In the prison, Nacson, a clinical social worker, met with a few inmates every day and wrote psychological reports that could help them file asylum applications. These evaluations peeled off their records of mental health or known trauma. Inmates who had suffered trauma – particularly from the authorities – were often recommended treatment to better cope with the prison environment.
“Everyone I have met is sad to be separated from their home country and family,” said Nacson. “I think everyone wished there was some way they could have stayed where they were.”
Nacson said she is a firm believer in self-advocacy in legal situations.
“People need to be able to represent themselves despite the way the legal system works,” she said. “I’ve seen everything change when clinicians are brave and speak in court and write reports.”
Political disputes continue
Last January, an executive order from President Joe Biden reduced the number of privately operated prisons to reduce the high incarceration rate. CoreCivic’s contract with ICE for Youngstown Prison ended the following February.
“Privately operated prisons do not offer the same level of security for people in the federal criminal justice system or for prison staff,” said Biden’s order, which cited the findings of the Inspector General’s Office from 2016.
Today the NEOCC no longer accommodates ICE prisoners.

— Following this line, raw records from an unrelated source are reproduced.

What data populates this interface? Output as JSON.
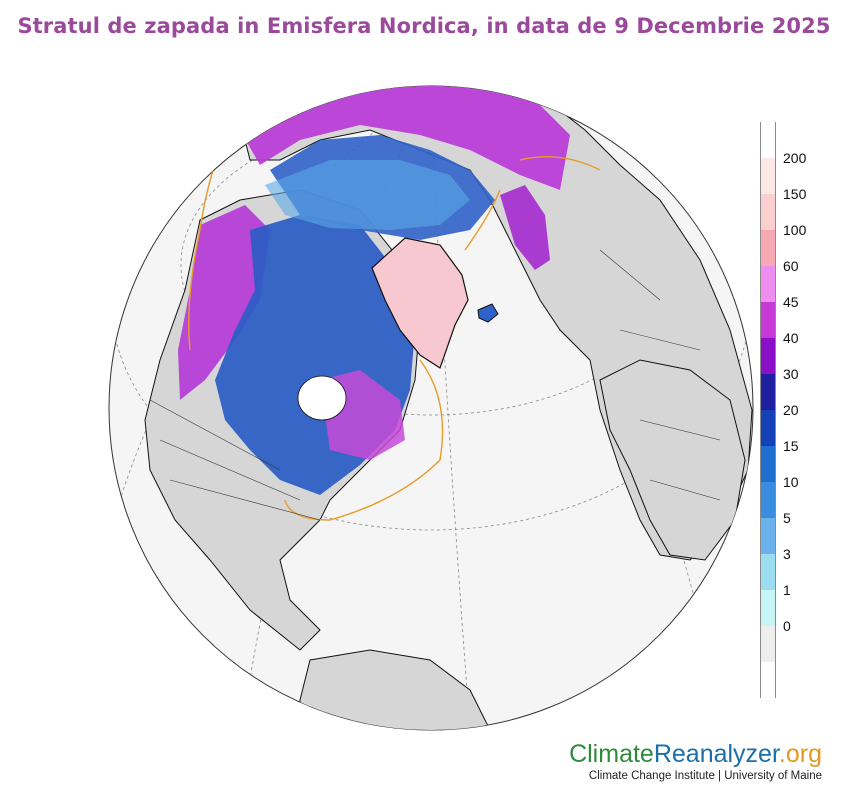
{
  "title": "Stratul de zapada in Emisfera Nordica, in data de 9 Decembrie 2025",
  "legend": {
    "labels": [
      "200",
      "150",
      "100",
      "60",
      "45",
      "40",
      "30",
      "20",
      "15",
      "10",
      "5",
      "3",
      "1",
      "0"
    ],
    "colors": [
      "#ffffff",
      "#fde8e8",
      "#fbcfcf",
      "#f6a9b2",
      "#ee8ef0",
      "#c83ad8",
      "#8a10c8",
      "#1f1fa0",
      "#1440b8",
      "#1f6fd0",
      "#3a8ee0",
      "#6bb2ec",
      "#9cdcf0",
      "#c6f4f4",
      "#eeeeee",
      "#ffffff"
    ]
  },
  "map_colors": {
    "ocean": "#f5f5f5",
    "land": "#d6d6d6",
    "coast": "#111111",
    "ice_edge": "#e89a28",
    "greenland": "#f8c8d0"
  },
  "credit": {
    "brand_part1": "Climate",
    "brand_part2": "Reanalyzer",
    "brand_part3": ".org",
    "subtitle": "Climate Change Institute | University of Maine"
  }
}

The Department of Homeland Security announced in September new immigration enforcement guidelines that would prioritize enforcement of priorities based solely on non-citizen status and instead focus arrest and deportation efforts on those who pose a threat to national or public security represent.
Each non-citizen would be assessed on a case-by-case basis.
On Thursday, Ohio Attorney General Dave Yost announced a new lawsuit to stop this new immigration policy claiming it violated a federal law that obliges the ICE to notify non-citizens who have received final deportation within 90 days to deport from the country. Attorneys-general from Montana and Arizona have also joined the lawsuit.
In fiscal 2021, more than 1.7 million migrants were detained on the southwestern border – an all-time record, according to Yost’s office.
“As part of the non-enforcement policy, ICE will no longer transfer most deportable migrants from local prisons into ICE custody if they are to be released from prison,” Yost is quoted in a press release.